Alfredo Bryce Echenique nos recibe en la sala de su departamento en San Isidro, rodeado por los objetos que atesora tras exilios y mudanzas. A un metro de nosotros cuelga el lienzo pintado por Herman Braun-Vega, portada del primer tomo de sus Antimemorias. En este, un joven Bryce aparece sentado con ese look de Woody Allen y una página de El hombre que hablaba de Octavia de Cádiz entre manos. Detrás de él se despliega un balneario que bien podría ser Europa o el Perú. Una confusión propicia para esta tarde que se percibe negra. Pocas horas atrás, el suicidio del ex presidente Alan García ha golpeado a partidarios y detractores por igual.

Encontrar a Bryce Echenique luciendo, no la habitual corbata de moño, sino deportivo buzo gris de motivos fosforescentes con el cual parece entrenar para su inminente gira de despedida por Sudamérica, parece una invitación a cambiar el shock coyuntural por el asombro que despiertan sus historias.

 

María José Caro / Gabriel Meseth

 

¿Sigue afirmando que escribir es la quintaesencia de la vagancia?

La vagancia es aparente, yo he sido riguroso. Miren lo que me pasó en la isla de Menorca. Había alquilado un departamento para escribir y por las noches bajaba a un bar, agotado. Ahí me comía un sándwich y me tomaba varias copas. Un día el dueño del bar me dice: “Es usted el cliente más raro que he tenido en toda mi vida”. Y yo, ¿por qué? “Usted llega borracho, bebe aquí y se va sobrio”. Era verdad. Yo llegaba tropezándome contra las mesas, me tomaba mis copas y ya me relajaba de esa gran tensión por tanto escribir.

Vivió en París en mayo del 68. El mismo año que publicó su primer libro de cuentos, Huerto cerrado. ¿Fue también una revolución personal?

Cierto que lo fue. Recuerdo una protesta contra la guerra de Vietnam en la que intervinieron Sartre y Vargas Llosa. Yo estaba en el público y de repente vi a Julio Cortázar, a quien había leído y me había fascinado. No me acerqué a saludarlo. En parte por estupidez, y para qué. Lo importante no era conocerlo sino leerlo. Sentía que yo escribía atado al sujeto, verbo y predicado. Julio era todo lo opuesto. Sus cuentos me liberaron.

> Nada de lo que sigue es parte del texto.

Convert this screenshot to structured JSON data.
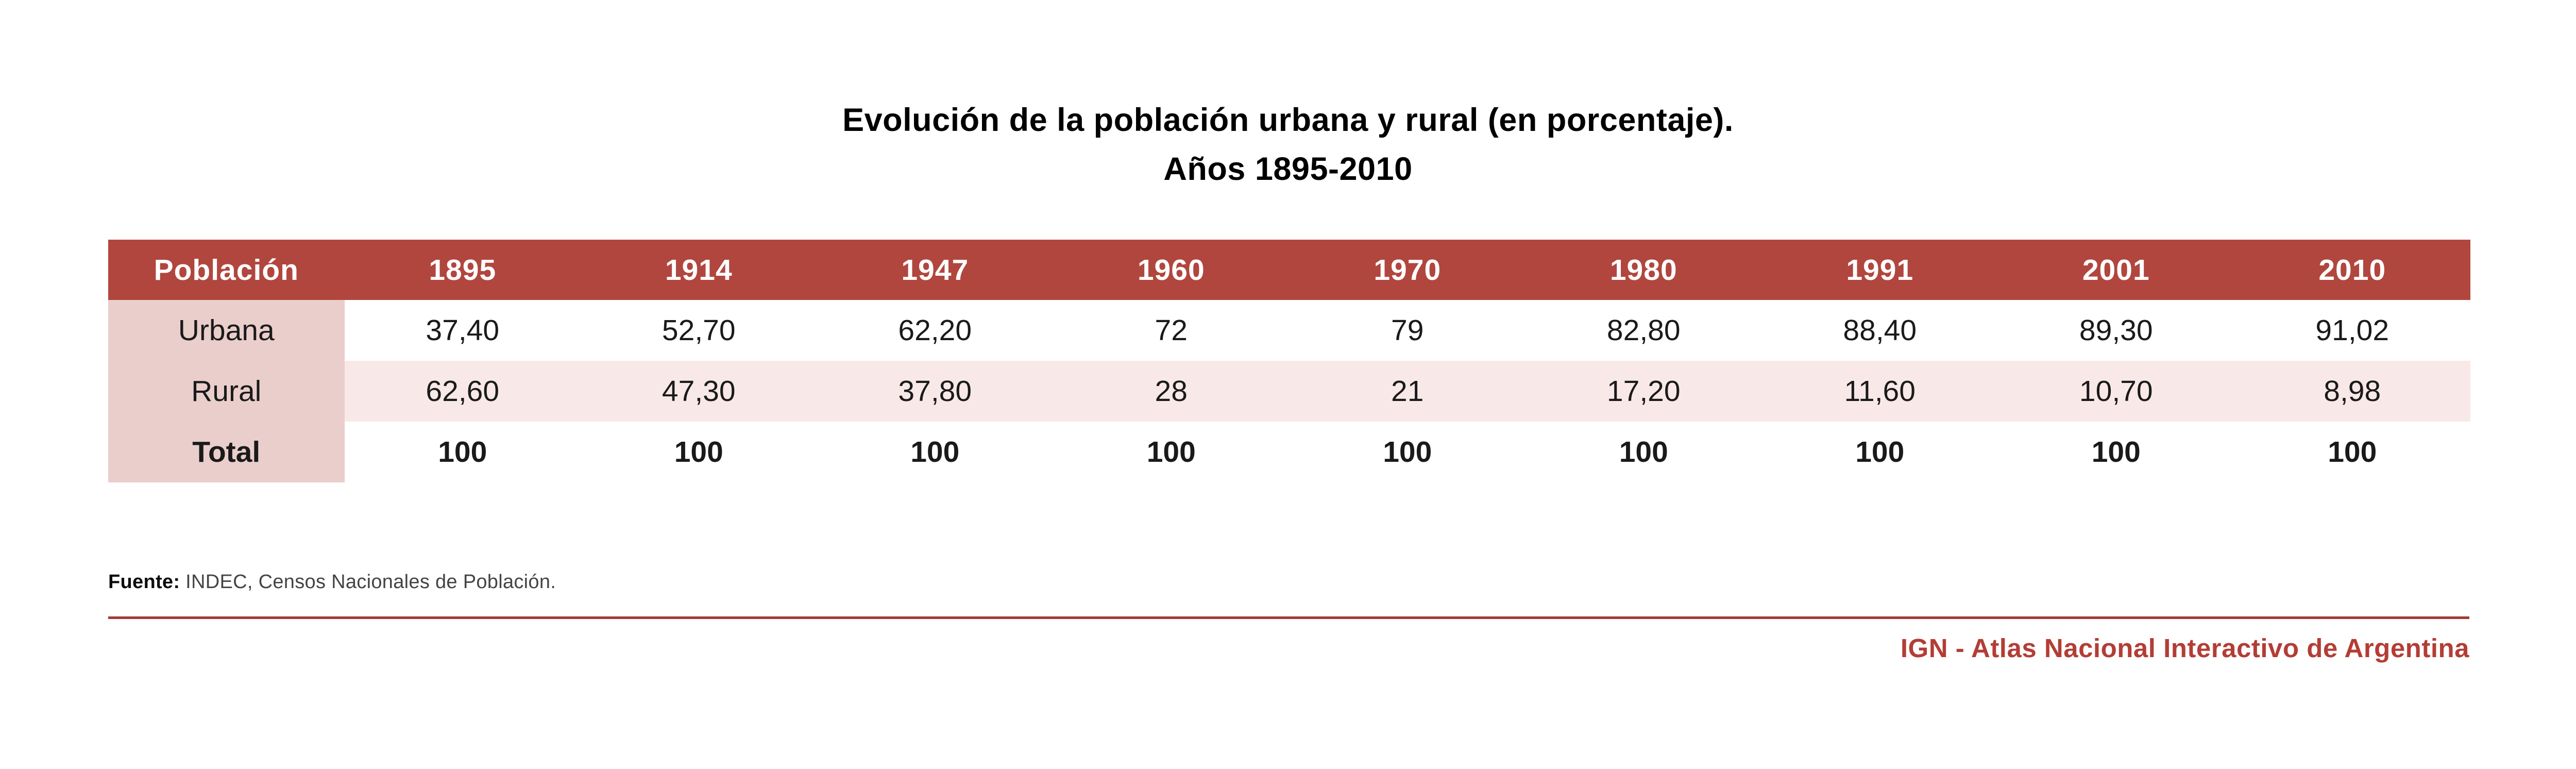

¿Qué aprendió de Cortázar?

Que uno no debe buscar su realidad, aquella que lo parió, como base real de lo que está escribiendo. Si te alejas de tu país, si te vas a París y lees a mil autores nuevos, puedes escribir de otras cosas. Pues sí, Cortázar lo hizo. Pero cuanto más escribía sobre París, más escribía sobre Argentina. Yo también busqué librarme de la cosa nacional, del compromiso con mi país. Mi traductor al francés, Jean Marie Saint Lu, leyó mi primer cuento ubicado en París y me dijo que había escrito una ciudad insólita porque en el fondo estaba hablando del Perú. Ese desdoblamiento es profundo y enriquecedor.

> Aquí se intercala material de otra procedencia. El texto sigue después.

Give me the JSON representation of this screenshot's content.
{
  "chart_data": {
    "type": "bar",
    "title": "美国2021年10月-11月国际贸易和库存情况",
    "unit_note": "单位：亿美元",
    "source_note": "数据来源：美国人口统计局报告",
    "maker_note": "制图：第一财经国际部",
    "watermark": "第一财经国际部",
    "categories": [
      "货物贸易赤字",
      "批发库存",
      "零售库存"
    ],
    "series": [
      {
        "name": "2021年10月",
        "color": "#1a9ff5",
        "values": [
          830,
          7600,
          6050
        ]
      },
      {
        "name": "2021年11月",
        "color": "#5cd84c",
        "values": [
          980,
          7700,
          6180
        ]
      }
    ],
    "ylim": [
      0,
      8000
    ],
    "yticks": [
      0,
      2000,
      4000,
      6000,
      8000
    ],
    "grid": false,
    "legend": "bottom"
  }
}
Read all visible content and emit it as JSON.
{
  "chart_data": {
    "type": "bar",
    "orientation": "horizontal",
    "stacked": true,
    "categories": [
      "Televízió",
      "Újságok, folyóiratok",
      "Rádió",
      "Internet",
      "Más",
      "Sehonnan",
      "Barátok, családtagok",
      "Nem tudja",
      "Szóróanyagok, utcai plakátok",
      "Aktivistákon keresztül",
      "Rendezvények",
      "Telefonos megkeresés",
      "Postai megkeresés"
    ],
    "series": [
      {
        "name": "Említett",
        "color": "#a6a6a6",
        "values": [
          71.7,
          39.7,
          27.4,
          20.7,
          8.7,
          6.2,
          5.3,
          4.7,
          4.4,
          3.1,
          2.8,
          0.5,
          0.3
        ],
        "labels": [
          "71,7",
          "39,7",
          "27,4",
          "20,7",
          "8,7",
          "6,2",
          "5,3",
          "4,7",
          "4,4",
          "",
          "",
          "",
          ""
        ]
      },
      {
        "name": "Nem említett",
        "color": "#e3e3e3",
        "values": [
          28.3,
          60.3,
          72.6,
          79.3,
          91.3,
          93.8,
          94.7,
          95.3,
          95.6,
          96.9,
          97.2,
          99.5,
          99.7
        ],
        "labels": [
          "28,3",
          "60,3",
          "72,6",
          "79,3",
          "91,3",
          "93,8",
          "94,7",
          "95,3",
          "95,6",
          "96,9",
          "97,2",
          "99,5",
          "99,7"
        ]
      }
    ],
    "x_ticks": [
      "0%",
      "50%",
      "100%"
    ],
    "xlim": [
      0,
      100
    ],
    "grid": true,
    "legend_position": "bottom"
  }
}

Pertenece a esa logia desafortunada de escritores que perdieron manuscritos. ¿Qué recuerda de los cuentos que le robaron?

Puedo deducir que los que salieron después fueron mejores. En esa época veía mucho a Vargas Llosa, quien me apoyó mucho y fue muy generoso conmigo. Quedamos en que iba a pasar el verano en Italia para escribir mi primer libro. Solo, sin que nadie interrumpa mi santa paz. Apenas volviera a París, lo llamaría para darle el manuscrito. Cuando le di la noticia de que me lo habían robado, ¡el que se puso mal fue él! Le daban sudores fríos, había que pasarle una esponja.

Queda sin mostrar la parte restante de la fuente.